21/02/2015
Ese registro es la forma en la que le gritamos al mundo lo bien que hemos vivido o vivimos, otro recurso para incordiar en el enemybook (no confundir con la aplicación): aceptamos en nuestros perfiles a personas que consideramos indeseables —aquellos que evitaríamos saludar en la calle—, cumpliendo el «mantén cerca a tus amigos pero aún más a tus enemigos», en un tóxico interés en conocer los nimios detalles de sus vidas y restregar, a la mínima oportunidad, lo estupendo que nos va.
Sería una cínica si no reconociera que en cada imagen que subo a la Red exhibo mi mejor sonrisa porque ¿a santo de qué voy a compartir mis problemas públicamente?

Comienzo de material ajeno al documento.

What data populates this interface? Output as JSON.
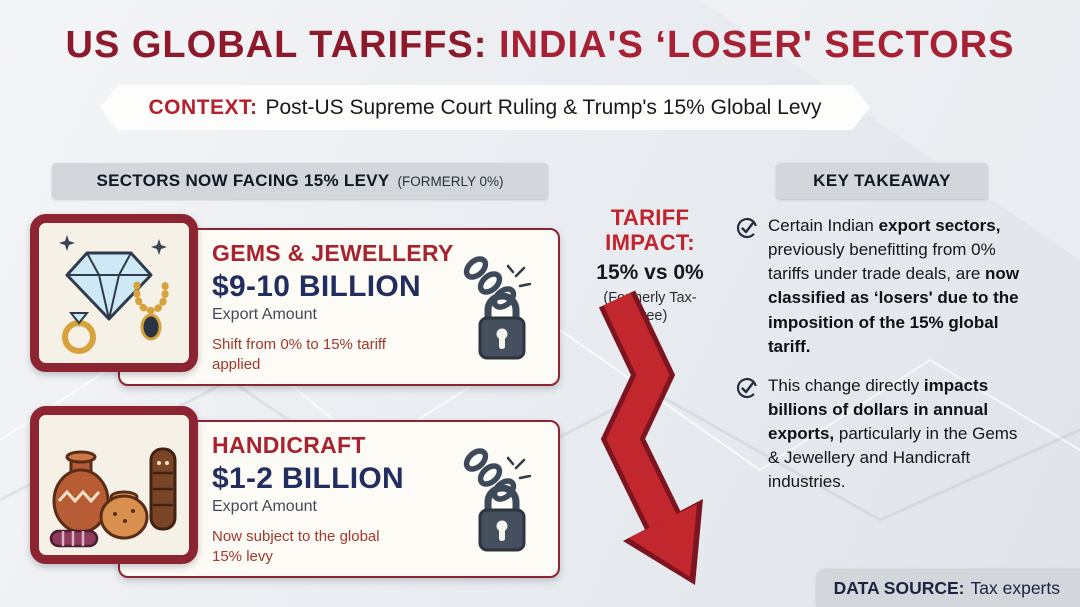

La diferencia estriba en reconocer el porqué del celo y si afecta el que alguien toque o no me gusta (aplauso) en cada testimonio que, a veces con esmero, publicamos en nuestros escaparates. A lo anterior hay que sumar la nula privacidad que ofrecen estas plataformas gratuitas —cabe recordar que el peaje que pagamos son los datos personales—, por lo que cualquiera tiene acceso a retazos de nuestra existencia formándose una idea casi siempre vaga (salvo la publicidad segmentada y el departamento de recursos humanos), aunque sigamos a rajatabla la cháchara de los guías espirituales de la marca personal.
Pero hemos aprendido a posar, así que el carrete de nuestro timeline (línea del tiempo) estará compuesto por instantáneas de nuestra vida, obra y milagros, que poco tendrán que envidiar al de los ex (en lo que sea), y en los que nos recrearemos melancólicamente como si cualquier tiempo pasado hubiese sido mejor… y real.